In other exciting news, the Golang team has now begun working on creating projectiles! Since the Golang Server has the advantage of being able to run simultaneous threads, it means that we can achieve some nice quality-of-life changes, projectiles being our first.
This means that, on your turn, you can cast a skill, like Fireball, and it won’t deal Damage until the ball actually lands at its destination, even if your allies are moving around and casting their own spells at the same time.
Meanwhile, in the current system, everything is queued up. For example, Player A could attack an enemy, with the animation still playing for it. While this will be enough to kill the enemy, player B would see that the enemy isn’t dead, and so would cast their own spell.
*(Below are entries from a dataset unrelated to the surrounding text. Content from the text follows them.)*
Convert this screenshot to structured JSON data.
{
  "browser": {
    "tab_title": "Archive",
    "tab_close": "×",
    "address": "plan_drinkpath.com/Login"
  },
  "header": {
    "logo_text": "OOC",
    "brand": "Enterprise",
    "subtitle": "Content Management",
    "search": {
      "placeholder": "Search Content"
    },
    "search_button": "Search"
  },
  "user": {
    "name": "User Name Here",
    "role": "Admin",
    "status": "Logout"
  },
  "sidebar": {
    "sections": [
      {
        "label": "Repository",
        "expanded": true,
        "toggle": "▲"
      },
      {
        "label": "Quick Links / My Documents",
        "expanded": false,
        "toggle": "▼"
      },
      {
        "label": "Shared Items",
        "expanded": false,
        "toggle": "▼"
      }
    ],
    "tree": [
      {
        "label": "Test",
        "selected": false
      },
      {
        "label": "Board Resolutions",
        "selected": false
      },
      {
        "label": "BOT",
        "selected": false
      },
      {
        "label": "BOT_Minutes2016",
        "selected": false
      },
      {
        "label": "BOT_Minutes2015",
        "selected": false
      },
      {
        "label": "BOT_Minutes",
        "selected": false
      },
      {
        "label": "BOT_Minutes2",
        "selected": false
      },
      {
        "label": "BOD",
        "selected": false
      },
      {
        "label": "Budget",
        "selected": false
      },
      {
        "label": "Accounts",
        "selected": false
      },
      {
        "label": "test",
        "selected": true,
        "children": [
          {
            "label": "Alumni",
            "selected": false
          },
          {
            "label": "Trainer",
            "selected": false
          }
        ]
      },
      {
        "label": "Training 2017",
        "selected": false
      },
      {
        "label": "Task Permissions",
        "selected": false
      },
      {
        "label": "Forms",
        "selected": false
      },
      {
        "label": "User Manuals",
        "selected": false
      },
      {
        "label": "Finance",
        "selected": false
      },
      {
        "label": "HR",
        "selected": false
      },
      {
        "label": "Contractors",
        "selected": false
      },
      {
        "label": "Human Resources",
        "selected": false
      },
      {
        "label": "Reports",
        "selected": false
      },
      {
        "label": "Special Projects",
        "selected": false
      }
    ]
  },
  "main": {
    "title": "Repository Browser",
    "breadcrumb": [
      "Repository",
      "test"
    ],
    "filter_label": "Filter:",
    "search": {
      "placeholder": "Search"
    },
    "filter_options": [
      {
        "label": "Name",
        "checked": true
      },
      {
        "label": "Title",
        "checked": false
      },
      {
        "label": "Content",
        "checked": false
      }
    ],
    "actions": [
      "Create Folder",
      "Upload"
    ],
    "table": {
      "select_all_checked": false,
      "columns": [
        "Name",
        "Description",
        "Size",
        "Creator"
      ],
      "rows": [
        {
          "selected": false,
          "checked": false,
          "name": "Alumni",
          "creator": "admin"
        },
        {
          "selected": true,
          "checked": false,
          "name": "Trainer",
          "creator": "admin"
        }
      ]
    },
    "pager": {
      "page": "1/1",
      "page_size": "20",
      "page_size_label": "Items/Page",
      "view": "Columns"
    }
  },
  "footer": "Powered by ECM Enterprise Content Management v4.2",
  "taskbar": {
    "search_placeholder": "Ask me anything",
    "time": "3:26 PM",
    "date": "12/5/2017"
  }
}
This can’t play through on the current server until the first ability from player A has finished, meaning that player B’s ability is wasted on an already dead enemy – big issue!
Now, with the projectile system and Golang able to run concurrently, players can cast spells at the same time, meaning that teammates can communicate their strategy better and even perform some previously impossible tricky combos – like teleporting enemies into the path of oncoming projectiles!
That’s it for this week’s devlog – see you next Tuesday!